How to strengthen the US in a polarized age
I grew up in a largely conservative family, in a conservative home. Yet every day I went out into the world to school, I more often than not went into a neighborhood or school that appeared anything but my prevailing home atmosphere. At school, my friends often were of a race other than mine, or at the least, came from very different cultural or socioeconomic backgrounds, and consequently, held differing opinions from the ones I had been taught were right and true.
This somehow became a theme for my entire life; bridging two worlds that seem frequently loathed to acknowledge the humanity of the other. When I lived in New York City while attending graduate school, I often defended conservatives to liberals. Back home in Tennessee, I frequently defend liberals to conservatives.
Continually reconciling these two opposing views, even as they have grown further and further apart in the last decade, is probably why I was not surprised at the deeply divided results of the 2020 election.
We know the race was close. Joe Biden leads Donald Trump in ongoing counting a week after Election Day 50.8% to 47.5% in the popular vote, a margin that has remained relatively stable for days. While Biden has gained more votes than any presidential candidate in history, Republicans are poised to gain seats in the House, and the Senate may end up evenly divided.

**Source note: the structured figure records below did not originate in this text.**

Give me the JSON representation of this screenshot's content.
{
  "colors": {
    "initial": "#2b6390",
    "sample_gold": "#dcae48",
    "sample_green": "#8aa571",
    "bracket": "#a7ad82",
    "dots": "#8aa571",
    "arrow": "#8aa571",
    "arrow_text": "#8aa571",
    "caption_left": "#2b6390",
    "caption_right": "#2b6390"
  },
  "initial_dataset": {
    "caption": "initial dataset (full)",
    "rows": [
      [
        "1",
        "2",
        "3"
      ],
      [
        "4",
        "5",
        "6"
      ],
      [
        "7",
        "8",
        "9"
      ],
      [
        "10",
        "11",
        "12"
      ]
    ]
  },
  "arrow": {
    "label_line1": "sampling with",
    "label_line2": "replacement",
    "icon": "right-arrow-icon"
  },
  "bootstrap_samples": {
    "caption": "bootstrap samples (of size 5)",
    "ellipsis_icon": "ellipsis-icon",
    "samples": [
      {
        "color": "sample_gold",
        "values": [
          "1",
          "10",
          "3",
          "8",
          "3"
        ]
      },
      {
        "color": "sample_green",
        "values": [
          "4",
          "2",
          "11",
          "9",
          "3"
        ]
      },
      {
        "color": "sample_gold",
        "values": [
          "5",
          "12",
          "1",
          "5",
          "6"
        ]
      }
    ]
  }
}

In other words, this election will move some of the puzzle pieces around, but it will settle nothing in the way of an overall consensus in this country. We can face this outcome one of two ways: we can allow gridlock and indiscriminate anger to continue, or we can learn to live with and benefit from such close contact with people who do not share our views of the world.
Protect institutions and then allow them to function
There are two things we must do to move forward in an era of close division.
First, we must become more results oriented and protective of our institutions’ functionality.
Over time, my principles and overall goals have become less partisan and more institutional. Our Constitution is a flawed document, produced by flawed men, creating flawed deliberative bodies, but I would still put it up against anybody’s constitution in the world, in history.
Our government’s various organs must be allowed to function freely. Any overt attempt at subversion must be called out as illegitimate.
This means we must hold even those with whom we agree to account when we see them straying, as former New Jersey Gov. Chris Christie appeared to do Thursday when he indicated that Trump should produce actual evidence of fraud or stop talking about it.
Value country over self-interest
Second, we must recognize the validity of those with whom we disagree.
Not everyone who voted for Trump is a racist xenophobe. For millions of immigrants who escaped harsh regimes in Cuba or Venezuela, Trump’s hard line on those countries is a welcome antidote.
On the other hand, scarcely few Biden supporters want to burn down cities and inflict an orgy of disorder upon the country. Biden’s supporters represent a coalition of beliefs ranging from Bernie Sanders, a self-identified democratic socialist, to former Ohio Gov. John Kasich, a conservative Republican. Such coalitions were once common in U.S. politics. Franklin Roosevelt and Ronald Reagan arguably won the presidency with the same general assemblage.
This is not to say that we should not call out individual deceptions and false pretenses when we see them. Far from it; this is a duty.
For those of us who value democratic norms and functioning institutions, remaining calm while facing up to the disarray of the last few years has proven a stiff test, especially when it seems half the population is either blissfully unaware of or intentionally naïve to what seems obvious. But simplistic name calling and hot words will not convince anyone.
More than anything, the key to moving forward in an era of division is to value this country above ourselves. Politics many times forces us into making what amounts to false choices on the promise that one choice or another will grant us something that has never existed or should exist again.
But sometimes we need to focus on what this country already has, and how much we have to lose.